The country fixed effects reveal substantial cross‑national differences in average hospital stay even after controlling for MRI and CT capacity. Several countries exhibit longer stays relative to the reference category, including Japan, Korea, Germany, Italy, Austria, and the United States. Japan stands out with the largest positive coefficient, indicating hospital stays more than four times higher than the baseline. Korea and Germany also show large increases, with stays roughly 80% and 70% longer, respectively. The United States displays a more moderate but still significant increase of about 18%. In contrast, countries such as Denmark, Turkey, Israel, and France show significantly shorter stays, with Denmark exhibiting the largest reduction (approximately 38% below the reference level). These cross-national patterns may suggest that structural, cultural, or policy differences across health systems play a major role in shaping hospital stay duration beyond diagnostic capacity alone.

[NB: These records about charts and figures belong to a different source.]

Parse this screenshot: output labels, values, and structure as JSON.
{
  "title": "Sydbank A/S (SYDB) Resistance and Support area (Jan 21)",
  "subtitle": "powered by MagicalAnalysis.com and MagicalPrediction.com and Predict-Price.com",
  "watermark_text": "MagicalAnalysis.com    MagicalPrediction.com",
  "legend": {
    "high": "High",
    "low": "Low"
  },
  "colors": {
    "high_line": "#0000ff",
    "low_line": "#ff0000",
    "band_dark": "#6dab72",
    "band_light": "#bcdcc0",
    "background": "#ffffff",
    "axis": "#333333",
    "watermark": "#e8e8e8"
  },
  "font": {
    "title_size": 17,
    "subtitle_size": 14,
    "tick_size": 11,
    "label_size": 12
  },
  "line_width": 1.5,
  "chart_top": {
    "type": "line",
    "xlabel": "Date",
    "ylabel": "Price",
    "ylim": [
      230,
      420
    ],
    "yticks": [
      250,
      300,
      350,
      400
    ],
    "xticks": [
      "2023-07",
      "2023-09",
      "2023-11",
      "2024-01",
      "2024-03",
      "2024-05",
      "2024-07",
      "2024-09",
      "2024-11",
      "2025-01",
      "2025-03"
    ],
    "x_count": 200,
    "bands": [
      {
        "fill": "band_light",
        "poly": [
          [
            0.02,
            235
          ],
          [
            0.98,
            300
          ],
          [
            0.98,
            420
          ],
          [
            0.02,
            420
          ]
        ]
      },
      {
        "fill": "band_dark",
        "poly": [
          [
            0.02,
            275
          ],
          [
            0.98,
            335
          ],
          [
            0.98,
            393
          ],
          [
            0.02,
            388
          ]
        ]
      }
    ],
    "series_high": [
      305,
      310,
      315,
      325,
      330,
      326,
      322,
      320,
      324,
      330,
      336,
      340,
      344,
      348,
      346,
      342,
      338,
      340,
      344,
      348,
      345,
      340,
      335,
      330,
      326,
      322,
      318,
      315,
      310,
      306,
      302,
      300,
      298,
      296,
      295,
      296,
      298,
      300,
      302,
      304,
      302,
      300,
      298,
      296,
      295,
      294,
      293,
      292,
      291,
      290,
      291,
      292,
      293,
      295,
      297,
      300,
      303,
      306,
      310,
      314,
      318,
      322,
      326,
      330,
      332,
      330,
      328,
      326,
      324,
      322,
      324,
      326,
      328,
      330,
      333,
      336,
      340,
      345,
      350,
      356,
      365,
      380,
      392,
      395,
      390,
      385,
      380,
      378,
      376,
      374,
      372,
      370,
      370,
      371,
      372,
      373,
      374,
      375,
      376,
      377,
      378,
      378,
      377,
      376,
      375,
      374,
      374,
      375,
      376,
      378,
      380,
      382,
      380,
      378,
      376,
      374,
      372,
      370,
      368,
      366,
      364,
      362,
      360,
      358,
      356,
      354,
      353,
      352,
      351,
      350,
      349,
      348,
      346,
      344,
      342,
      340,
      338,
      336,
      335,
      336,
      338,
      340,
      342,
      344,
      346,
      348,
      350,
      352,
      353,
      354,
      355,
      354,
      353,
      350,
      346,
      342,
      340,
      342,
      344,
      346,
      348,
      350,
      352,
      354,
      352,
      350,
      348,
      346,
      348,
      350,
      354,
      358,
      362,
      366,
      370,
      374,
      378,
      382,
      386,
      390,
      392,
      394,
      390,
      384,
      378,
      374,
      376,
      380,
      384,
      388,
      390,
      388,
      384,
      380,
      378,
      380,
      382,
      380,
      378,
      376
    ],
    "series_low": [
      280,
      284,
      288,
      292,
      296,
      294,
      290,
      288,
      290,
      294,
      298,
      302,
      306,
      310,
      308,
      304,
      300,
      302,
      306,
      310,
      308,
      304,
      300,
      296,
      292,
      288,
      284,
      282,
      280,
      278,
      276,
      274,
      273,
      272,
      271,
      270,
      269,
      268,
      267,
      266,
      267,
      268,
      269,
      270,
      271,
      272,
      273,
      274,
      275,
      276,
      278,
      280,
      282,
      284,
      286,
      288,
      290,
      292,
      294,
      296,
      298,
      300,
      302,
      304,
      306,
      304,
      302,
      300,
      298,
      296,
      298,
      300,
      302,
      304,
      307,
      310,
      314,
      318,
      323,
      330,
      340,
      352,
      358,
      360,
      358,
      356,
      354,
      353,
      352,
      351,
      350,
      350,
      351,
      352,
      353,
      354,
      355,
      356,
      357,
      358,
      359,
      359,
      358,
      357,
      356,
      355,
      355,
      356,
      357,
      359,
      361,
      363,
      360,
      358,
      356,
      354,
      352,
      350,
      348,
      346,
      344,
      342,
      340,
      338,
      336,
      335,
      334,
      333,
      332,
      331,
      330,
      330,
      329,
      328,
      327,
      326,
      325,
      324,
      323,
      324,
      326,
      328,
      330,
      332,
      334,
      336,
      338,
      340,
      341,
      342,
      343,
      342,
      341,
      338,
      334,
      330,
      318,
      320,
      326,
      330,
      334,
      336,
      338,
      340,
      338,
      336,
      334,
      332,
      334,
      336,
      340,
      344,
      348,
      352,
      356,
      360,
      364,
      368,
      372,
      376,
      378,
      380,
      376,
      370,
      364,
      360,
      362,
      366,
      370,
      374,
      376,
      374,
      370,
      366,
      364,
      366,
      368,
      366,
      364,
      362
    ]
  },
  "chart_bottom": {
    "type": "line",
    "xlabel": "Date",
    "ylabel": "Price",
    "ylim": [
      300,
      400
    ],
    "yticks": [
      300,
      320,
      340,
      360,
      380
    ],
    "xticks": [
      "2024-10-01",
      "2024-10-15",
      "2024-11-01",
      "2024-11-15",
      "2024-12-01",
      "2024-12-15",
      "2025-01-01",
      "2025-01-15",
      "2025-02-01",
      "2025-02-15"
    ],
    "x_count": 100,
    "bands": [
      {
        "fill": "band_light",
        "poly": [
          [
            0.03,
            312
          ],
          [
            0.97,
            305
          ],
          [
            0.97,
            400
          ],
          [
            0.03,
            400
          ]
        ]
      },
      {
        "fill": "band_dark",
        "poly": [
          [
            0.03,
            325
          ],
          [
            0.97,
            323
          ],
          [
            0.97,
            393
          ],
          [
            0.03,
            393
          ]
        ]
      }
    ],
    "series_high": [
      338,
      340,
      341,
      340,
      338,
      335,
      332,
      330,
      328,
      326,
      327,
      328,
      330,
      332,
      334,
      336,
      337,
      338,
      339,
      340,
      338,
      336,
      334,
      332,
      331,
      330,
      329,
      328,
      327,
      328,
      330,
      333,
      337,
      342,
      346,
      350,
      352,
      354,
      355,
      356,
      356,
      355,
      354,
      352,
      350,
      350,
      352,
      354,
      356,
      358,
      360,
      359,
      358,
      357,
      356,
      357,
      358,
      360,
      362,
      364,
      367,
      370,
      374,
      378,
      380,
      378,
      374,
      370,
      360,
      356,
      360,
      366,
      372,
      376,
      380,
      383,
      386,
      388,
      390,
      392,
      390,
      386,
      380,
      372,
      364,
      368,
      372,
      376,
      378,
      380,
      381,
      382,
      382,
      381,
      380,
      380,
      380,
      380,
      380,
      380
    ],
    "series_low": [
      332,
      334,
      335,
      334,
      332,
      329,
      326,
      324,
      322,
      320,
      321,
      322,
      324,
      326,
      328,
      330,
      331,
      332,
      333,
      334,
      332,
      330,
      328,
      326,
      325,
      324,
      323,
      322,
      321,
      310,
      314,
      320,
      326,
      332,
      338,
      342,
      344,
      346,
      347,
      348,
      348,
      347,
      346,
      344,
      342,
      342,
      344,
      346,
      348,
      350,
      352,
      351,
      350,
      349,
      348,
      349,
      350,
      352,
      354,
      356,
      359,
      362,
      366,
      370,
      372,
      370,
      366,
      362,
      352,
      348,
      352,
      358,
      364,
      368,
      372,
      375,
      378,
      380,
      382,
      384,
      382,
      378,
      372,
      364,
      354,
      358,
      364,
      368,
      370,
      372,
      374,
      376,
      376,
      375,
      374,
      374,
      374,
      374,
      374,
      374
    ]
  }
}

Noticeably, model performance is strong, with an R-square of 0.905 and an adjusted R-square of 0.899, indicating that the model explains roughly 90% of the variation in hospital stay across countries. The F‑statistic confirms that the full set of predictors is jointly highly significant. This high explanatory power reflects both the substantial contribution of country‑level differences and the meaningful, systematic relationship between diagnostic resources and inpatient duration.